Grace.
Zonlicht laat zich maar moeilijk door de vervuilde
glasplaat verstrooien. Het valt als vlakke grijze sneeuwvlokken op het
laminaat. Het is een salontafel die deze glasplaat draagt waarop allerhande
voorwerpen zich verdringen om aandacht. Rechts, vlak aan de rand, staat een met
peuken gevulde asbak geflankeerd door tientallen pakjes Rizla vloeitjes en
evenveel pakjes goedkope shag. De glasplaat is bezaaid met felgekleurde wegwerpaanstekers die oplichten in het sluimerende zonlicht. Rood, geel, blauw
en een knalroze. Ik bekijk het tafelblad aandachtig. Haast is nu niet meer
nodig. Links van het midden ligt haar ondergebit naast een halfvolle tube
Kukident. Daar weer naast haar weekbox met roze blauwe en witte pillen. Die is vrijdag
nog door de apotheek bezorgd. ‘Zo lang dus al’ denk ik. In het hart van de
tafel ligt de telefoonklapper opengeklapt op zijn buik en raakt nog net de
ivoor gekleurde telefoon. De hoorn hangt los naast de tafel en in de stilte van
de kamer hoor ik het regelmatige toontje van een verbroken verbinding. Heel
zachtjes en heel ver weg. Ook liggen er opengescheurde luchtpostbriefen uit
Amerika. Haar geboorteland dat ze verliet om het te dienen toen President
Johnson daarom vroeg. Ze mocht niks vertellen, nog steeds niet na al die jaren.

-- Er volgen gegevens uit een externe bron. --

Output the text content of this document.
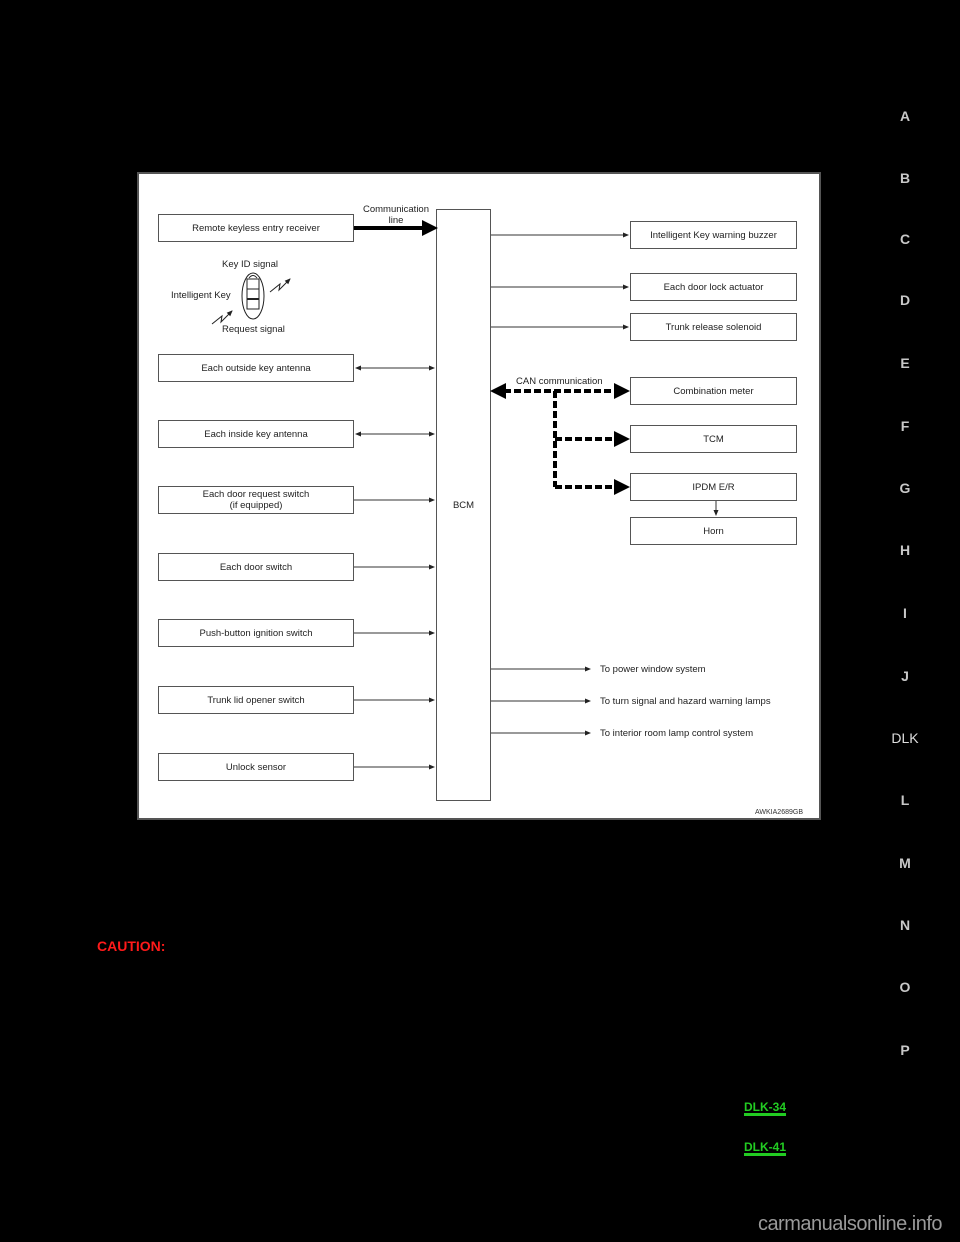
A
B
C
D
E
F
G
H
I
J
DLK
L
M
N
O
P
Remote keyless entry receiver
Each outside key antenna
Each inside key antenna
Each door request switch
(if equipped)
Each door switch
Push-button ignition switch
Trunk lid opener switch
Unlock sensor
BCM
Intelligent Key warning buzzer
Each door lock actuator
Trunk release solenoid
Combination meter
TCM
IPDM E/R
Horn
Communication line
Key ID signal
Intelligent Key
Request signal
CAN communication
To power window system
To turn signal and hazard warning lamps
To interior room lamp control system
AWKIA2689GB
CAUTION:
DLK-34
DLK-41
carmanualsonline.info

De C.I.A. waarvoor ze werkte kent een ogenblikkelijke afspraak en zij hield
zich er aan. Ik drong nooit aan. Ik hoopte dat ze zou gaan vertellen. De
Vietcong zou haar hoofd nooit meer
verlaten. Er was geen fles of pil tegen opgewassen. De beelden van de laatst
vertrekkende helikopter die ik als kind op de televisie zag heeft zij live
meegemaakt. Ze was er bij. Jarenlang gaf Jezus haar opdracht zichzelf te doden.
Hij schreeuwde het in haar oren en ze kon het niet verdringen hoe hard ze de
radio ook aanzette. Eerste geloofde ik haar niet. In mijn arrogantie zag ik een
psychose of een waan, maar haar medisch dossier gaf haar gelijk.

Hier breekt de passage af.